Library for predicting the next word based on the previous.

Primary LanguagePythonMIT LicenseMIT

Word Predictor

Predicts your next word. Can be used for predictive typing as seen in the SwiftKey keyboard and iOS QuickType.

Usage

Create an instance of WordPredictor and start training it by providing it sample text. After training, the next term can be predicted by calling the predict() method with the preceding phrase. The predict() method returns a Patricia-trie of the words, making it possible to perform fast prefix lookup. The following shows how to train the predictor with the Gutenberg corpus provided by NLTK and predict three terms based on the user input:

from word_predictor.word_predictor import WordPredictor
import nltk

wp = WordPredictor()
for corpus in nltk.corpus.gutenberg.fileids():
    wp.learn_from_text(nltk.corpus.gutenberg.raw(corpus))
print "Ready"
while True:
    phrase = raw_input()
    print wp.predict(phrase).terms()[0:3]

How it works

The predictor learns a n-th order Markov chain based on the training data. It stores a phrase-term sparse matrix of term sequence frequencies, with rows representing the n previous terms and columns representing the following term. The dimension of the matrix is V^OxV, where V is the size of the vocabulary and O the order of the markov chain. When a word is to be predicted, the probability:

P(Xn+1|Xn,Xn-1,...,Xn-O+1)

is calculated by estimating the joint probabilities from the frequencies in the training data.

Hashing

Each term in the vocabulary is associated with an index starting from 0. Every time a new term is found, its id is the previous id incremented by one.
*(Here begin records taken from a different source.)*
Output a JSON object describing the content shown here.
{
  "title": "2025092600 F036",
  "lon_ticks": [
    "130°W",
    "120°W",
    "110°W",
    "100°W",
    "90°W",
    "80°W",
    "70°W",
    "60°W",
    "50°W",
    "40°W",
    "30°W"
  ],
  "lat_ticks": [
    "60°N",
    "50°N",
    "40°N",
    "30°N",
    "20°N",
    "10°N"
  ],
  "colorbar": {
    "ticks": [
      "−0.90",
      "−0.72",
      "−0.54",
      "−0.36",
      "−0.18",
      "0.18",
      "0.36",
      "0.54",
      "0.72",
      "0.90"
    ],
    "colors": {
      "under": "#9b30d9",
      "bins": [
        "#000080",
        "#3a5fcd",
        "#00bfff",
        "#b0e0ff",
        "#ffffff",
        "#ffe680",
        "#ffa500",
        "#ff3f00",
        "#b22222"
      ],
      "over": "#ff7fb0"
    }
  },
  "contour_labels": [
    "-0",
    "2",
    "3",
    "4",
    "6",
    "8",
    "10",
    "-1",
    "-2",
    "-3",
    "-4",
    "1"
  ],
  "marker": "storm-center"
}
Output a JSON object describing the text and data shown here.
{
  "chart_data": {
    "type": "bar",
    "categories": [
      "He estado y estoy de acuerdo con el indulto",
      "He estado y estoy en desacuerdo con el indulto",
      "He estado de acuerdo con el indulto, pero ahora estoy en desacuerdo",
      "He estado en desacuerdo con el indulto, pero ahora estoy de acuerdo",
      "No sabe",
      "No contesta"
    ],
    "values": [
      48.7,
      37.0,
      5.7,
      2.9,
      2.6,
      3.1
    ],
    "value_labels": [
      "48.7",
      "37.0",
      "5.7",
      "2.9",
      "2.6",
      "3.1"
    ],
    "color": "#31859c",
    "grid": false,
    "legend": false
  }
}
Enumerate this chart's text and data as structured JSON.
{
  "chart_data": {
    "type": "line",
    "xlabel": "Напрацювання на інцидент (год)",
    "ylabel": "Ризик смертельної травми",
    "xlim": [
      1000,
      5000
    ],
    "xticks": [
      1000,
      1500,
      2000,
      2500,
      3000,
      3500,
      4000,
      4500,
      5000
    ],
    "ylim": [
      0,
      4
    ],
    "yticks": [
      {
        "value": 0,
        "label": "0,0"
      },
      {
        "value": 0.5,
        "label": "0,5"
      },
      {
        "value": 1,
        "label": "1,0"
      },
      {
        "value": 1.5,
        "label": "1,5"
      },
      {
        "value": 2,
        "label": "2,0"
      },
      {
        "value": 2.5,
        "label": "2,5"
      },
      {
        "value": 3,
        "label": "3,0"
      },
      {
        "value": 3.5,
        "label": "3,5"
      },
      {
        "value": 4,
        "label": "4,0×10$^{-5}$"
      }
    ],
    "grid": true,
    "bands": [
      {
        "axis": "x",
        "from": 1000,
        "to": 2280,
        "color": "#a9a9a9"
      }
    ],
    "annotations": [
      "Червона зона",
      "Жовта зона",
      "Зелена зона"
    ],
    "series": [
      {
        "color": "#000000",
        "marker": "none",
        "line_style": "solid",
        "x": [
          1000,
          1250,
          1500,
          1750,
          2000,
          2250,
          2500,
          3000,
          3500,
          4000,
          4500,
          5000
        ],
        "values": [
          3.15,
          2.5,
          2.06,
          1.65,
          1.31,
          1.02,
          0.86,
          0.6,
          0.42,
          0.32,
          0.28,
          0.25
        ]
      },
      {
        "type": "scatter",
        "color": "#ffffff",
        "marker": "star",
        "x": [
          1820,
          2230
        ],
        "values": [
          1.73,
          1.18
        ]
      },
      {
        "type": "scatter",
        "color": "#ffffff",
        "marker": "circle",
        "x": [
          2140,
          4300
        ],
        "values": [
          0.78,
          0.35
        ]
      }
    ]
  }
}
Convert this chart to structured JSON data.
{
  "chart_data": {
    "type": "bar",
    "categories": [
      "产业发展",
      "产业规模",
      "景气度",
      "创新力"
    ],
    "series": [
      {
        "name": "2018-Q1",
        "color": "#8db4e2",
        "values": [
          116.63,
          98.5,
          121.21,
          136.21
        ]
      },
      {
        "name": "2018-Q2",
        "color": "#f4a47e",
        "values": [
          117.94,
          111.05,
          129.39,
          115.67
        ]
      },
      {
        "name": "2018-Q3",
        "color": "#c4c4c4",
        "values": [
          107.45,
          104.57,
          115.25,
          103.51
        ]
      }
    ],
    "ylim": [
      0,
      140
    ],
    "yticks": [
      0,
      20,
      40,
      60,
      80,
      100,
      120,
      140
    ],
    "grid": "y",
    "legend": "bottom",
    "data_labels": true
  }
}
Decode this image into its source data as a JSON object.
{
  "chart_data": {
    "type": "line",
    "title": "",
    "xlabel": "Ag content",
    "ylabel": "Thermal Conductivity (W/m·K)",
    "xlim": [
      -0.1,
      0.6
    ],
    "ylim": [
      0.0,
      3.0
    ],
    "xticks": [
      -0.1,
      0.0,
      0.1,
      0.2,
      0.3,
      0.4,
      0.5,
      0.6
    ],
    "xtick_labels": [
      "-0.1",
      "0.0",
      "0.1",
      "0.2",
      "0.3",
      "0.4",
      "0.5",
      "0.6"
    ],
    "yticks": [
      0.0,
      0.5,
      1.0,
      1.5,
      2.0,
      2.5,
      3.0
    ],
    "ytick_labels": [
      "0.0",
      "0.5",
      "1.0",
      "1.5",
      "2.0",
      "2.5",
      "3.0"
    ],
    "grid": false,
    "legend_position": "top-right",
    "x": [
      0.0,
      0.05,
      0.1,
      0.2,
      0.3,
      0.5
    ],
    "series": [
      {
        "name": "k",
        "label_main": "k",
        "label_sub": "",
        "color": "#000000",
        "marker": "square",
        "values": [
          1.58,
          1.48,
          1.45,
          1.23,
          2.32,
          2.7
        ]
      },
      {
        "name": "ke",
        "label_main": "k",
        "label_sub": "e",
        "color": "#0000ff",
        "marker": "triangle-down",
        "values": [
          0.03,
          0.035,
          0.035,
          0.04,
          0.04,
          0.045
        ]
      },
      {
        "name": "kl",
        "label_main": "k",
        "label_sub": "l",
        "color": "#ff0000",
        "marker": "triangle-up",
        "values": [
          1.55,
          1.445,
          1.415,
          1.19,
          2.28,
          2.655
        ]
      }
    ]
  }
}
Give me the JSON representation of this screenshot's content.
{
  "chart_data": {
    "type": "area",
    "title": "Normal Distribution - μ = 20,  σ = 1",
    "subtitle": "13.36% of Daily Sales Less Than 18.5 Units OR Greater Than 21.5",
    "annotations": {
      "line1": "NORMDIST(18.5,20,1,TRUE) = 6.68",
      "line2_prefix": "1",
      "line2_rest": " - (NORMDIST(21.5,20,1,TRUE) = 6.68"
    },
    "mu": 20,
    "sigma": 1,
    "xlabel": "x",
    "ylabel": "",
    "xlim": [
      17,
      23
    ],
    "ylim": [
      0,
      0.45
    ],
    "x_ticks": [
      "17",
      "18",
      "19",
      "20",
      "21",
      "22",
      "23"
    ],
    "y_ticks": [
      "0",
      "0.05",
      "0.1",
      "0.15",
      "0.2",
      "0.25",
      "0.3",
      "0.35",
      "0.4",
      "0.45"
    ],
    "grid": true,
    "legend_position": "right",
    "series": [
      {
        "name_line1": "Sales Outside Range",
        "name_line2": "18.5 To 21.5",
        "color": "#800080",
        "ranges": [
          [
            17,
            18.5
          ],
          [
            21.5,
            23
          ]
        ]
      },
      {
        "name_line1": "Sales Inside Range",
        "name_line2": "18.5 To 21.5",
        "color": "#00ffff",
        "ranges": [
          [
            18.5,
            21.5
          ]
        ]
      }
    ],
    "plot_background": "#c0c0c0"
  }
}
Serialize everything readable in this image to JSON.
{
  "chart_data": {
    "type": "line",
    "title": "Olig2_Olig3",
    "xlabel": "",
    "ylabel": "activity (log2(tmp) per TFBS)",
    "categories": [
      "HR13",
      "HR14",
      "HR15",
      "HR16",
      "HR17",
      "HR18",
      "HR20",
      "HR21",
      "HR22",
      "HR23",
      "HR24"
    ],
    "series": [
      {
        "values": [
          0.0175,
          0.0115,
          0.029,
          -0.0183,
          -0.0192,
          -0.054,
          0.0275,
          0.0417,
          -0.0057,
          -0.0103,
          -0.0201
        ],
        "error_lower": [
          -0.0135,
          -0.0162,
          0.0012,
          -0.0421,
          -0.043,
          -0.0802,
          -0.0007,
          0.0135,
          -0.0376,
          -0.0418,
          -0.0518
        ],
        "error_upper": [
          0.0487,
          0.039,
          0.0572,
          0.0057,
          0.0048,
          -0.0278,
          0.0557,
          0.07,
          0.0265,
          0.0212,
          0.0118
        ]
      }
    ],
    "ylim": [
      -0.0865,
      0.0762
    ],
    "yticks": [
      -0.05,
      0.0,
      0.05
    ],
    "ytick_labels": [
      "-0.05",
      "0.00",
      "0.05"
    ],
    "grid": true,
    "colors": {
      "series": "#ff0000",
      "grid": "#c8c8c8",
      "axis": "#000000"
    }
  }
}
To convert a sequence of terms into a phrase-term matrix index, the following hash function is used: Matrix index for phrase sn sn-1 ... s0, where si is the term at index ì, is calculated as:

sum(i=0..n) (index(s_i) + V^i)

Where V is the length of the vocabulary.

Known Issues

Bad Hash Function

The size of the range of the hash function is V^O, which, even with a relatively small vocabulary size and Markov chain order, causes some indices to be unrepresentable by a 32-bit integer. This induces memory errors in the SciPy library. A solution could be to make the assumption that the probabilities are independent, and then calculate the joint probabilities instead of measuring them, reducing the matrix dimensions to V*O.

Future Work

Context-based suggestions

The ability to specify different contexts (such as email, sms, specific contacts, etc.) and retrieve predictions based on that context.